Risk of Mass Disenfranchisement
- Migrants are being labelled as outsiders in their own State.
- Their informal settlements are being demolished in places like Delhi, and now, they risk being erased from electoral rolls in Bihar.
- The fear of mass disenfranchisement is very real.
- The ECI’s electoral roll in Maharashtra recently showed a population larger than the actual adult population.
- With no clear explanation for this statistical error, is the ECI now trying to balance the numbers by cutting voters in Bihar?
A fundamental disruption
- The Election Commission of India (ECI) has stated that the Bihar SIR model will be replicated across the country in the coming months.
- This marks a major disruption in the way electoral democracy has been practised in India since the Constitutionwas adopted and the Representation of the People Act, 1951 was enacted.
- The current ‘votebandi’ exercise in Bihar has created chaos and raised serious concerns about voter rights.
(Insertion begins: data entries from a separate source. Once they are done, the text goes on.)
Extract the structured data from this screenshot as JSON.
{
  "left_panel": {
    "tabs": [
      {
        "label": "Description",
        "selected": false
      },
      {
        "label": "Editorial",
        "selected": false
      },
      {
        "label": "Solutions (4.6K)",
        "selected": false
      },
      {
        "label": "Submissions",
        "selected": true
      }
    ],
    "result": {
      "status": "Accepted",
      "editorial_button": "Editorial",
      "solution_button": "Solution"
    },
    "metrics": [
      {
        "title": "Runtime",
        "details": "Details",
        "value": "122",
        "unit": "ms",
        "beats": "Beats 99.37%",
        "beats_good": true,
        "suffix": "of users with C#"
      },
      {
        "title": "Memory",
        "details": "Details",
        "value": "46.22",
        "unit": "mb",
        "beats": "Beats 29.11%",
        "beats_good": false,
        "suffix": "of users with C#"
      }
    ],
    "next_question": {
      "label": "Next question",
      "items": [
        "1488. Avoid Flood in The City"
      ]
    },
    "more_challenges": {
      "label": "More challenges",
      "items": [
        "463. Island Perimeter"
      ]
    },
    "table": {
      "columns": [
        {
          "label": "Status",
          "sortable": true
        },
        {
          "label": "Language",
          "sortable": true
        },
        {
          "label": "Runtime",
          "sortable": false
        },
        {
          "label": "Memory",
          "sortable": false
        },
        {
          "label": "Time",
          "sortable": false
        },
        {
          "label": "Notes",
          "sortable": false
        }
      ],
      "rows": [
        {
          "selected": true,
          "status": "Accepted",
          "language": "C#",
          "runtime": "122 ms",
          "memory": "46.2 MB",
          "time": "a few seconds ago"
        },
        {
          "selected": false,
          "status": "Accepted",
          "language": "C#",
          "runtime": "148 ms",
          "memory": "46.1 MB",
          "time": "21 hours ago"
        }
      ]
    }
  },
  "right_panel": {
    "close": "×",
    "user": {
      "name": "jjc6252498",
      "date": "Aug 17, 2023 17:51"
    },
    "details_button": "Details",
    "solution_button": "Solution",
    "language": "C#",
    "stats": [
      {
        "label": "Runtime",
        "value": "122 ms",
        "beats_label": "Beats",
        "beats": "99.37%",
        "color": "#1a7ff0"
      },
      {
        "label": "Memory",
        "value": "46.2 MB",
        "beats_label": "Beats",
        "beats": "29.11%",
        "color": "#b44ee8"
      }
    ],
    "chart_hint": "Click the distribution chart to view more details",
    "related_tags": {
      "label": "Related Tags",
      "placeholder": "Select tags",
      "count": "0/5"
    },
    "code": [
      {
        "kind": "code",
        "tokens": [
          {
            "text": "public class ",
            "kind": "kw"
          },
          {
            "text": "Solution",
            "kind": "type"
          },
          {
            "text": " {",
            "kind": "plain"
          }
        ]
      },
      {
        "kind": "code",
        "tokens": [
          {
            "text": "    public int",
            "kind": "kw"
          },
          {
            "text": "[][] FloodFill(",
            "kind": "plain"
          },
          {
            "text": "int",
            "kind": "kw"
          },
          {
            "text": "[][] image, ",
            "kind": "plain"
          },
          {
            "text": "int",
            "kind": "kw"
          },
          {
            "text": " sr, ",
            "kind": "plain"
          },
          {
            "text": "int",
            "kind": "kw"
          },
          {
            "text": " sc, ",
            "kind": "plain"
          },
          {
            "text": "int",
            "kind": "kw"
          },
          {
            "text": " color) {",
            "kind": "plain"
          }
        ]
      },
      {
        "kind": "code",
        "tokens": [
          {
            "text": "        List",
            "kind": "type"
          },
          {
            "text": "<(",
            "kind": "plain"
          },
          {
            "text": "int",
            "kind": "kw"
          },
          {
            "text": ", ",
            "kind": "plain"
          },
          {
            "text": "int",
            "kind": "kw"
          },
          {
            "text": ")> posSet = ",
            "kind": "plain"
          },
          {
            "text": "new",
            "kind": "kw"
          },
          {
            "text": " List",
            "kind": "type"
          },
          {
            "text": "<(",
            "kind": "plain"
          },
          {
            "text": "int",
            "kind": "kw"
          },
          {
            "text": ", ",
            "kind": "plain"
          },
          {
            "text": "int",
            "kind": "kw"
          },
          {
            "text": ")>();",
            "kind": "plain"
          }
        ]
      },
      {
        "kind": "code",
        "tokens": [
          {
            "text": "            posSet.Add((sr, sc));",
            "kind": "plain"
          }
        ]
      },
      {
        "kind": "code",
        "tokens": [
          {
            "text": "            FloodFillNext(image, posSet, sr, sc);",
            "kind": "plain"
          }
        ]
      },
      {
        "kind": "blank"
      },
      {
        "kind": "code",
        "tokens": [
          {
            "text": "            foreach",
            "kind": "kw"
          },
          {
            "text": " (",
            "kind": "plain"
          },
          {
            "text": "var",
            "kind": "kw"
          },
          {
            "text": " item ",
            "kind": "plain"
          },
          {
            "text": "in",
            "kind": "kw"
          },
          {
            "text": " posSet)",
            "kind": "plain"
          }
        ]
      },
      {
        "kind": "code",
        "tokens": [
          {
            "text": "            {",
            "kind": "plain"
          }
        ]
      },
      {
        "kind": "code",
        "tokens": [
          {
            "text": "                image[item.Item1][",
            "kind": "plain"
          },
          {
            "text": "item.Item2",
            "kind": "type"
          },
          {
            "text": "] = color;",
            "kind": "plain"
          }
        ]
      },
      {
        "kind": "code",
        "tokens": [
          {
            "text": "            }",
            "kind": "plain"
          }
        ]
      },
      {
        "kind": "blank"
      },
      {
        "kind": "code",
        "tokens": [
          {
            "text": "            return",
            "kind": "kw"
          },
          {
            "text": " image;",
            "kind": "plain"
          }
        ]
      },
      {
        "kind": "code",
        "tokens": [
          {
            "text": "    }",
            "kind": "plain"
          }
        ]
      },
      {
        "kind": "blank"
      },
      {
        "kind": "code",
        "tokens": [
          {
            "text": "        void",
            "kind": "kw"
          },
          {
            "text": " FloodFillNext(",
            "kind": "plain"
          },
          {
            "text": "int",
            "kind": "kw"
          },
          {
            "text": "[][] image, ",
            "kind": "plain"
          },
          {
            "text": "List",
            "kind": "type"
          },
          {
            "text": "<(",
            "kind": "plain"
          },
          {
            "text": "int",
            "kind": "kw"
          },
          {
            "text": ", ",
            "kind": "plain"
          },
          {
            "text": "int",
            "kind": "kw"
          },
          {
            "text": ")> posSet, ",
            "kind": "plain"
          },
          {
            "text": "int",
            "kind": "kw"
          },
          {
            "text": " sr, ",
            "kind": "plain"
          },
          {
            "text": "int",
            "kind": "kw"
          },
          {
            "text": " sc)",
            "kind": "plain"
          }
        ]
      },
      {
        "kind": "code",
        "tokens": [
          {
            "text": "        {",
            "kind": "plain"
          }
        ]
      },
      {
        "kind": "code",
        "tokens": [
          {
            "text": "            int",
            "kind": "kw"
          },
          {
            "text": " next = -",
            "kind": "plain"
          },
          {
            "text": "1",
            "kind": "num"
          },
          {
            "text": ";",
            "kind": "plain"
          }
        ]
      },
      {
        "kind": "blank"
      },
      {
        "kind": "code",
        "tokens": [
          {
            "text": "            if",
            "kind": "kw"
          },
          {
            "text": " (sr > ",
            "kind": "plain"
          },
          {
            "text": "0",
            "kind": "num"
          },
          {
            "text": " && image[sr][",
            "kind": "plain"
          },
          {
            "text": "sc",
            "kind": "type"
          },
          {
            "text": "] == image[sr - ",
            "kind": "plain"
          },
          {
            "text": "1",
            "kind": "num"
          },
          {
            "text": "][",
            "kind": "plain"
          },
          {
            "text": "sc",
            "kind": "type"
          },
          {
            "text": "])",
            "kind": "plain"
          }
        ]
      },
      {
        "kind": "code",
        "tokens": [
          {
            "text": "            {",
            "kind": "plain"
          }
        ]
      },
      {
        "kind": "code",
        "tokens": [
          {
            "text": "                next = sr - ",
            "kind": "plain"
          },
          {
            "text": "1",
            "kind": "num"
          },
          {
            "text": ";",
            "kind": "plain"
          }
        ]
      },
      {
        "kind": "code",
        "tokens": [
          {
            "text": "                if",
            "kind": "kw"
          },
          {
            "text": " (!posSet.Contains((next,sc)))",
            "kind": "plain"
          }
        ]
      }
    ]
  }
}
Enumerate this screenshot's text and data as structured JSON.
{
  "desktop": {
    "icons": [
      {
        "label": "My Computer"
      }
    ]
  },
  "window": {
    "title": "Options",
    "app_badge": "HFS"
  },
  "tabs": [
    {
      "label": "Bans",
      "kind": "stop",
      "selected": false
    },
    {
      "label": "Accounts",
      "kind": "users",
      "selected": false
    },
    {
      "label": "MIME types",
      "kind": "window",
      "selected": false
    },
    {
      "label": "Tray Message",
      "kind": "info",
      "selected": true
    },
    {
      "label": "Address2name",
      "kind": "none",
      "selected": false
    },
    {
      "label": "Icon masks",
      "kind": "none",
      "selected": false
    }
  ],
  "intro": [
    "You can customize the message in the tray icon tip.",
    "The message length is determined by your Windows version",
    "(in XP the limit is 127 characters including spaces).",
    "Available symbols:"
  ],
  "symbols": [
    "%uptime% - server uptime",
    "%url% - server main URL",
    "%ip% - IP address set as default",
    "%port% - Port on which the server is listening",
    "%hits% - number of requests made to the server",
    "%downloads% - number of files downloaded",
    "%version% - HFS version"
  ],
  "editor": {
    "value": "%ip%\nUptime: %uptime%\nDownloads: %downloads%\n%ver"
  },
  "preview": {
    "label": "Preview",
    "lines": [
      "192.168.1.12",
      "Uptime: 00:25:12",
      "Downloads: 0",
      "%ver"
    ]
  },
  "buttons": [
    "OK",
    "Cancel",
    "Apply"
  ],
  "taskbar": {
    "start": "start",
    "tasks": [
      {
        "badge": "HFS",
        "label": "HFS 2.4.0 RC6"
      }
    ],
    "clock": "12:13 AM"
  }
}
- There are three key warning signals for India’s fragile democracy emerging from this exercise.
- The responsibility of proving citizenship is now being shifted from the State to the individual citizen.
- The empowered voter is now being treated as a suspect, and must prove their eligibility through rare documents.
- This reverses the basic principle of natural justice — where a person is innocent until proven guilty.
- The process converts the default voter into a doubtful citizen, placing the burden of proof on the poor and document-deficient population.
- If this approach is applied nationwide, it could become a major disaster for India’s democratic system.
A disenfranchised category
- The Election Commission of India (ECI) says that citizenship is a constitutional requirement for being a voter.
- The current Special Intensive Revision (SIR) is described as merely a verification process to check voter eligibility.
- People whose names were on the 2003 electoral roll are being automatically treated as Indian citizens.
- Everyone else must now prove their citizenship through documents, even if they have lived and voted in India before.
- This could lead to the creation of a new class of disenfranchised citizens — people who are legally citizens but are not allowed to vote.
- These individuals would be treated as second-grade citizens, lacking the security and rights of fully empowered voters.
- Such people would remain dependent on the state or the majority class to exercise basic rights.
- The impact is alarming — it risks undermining democracy and increasing social divisions.
- Universal adult franchise has been the foundation of India’s democracy and Constitution.
- In many other countries, marginalised groups had to struggle for decades to gain equal voting rights — India risks moving backward on that front.
Conclusion
In India, we got the right to vote for everyone at once when we gained freedom and adopted the Constitution. It was not given in parts or slowly. But now, in Bihar, by asking people to submit their educational certificates and property papers, are we moving towards a system where voting rights become limited or selective again?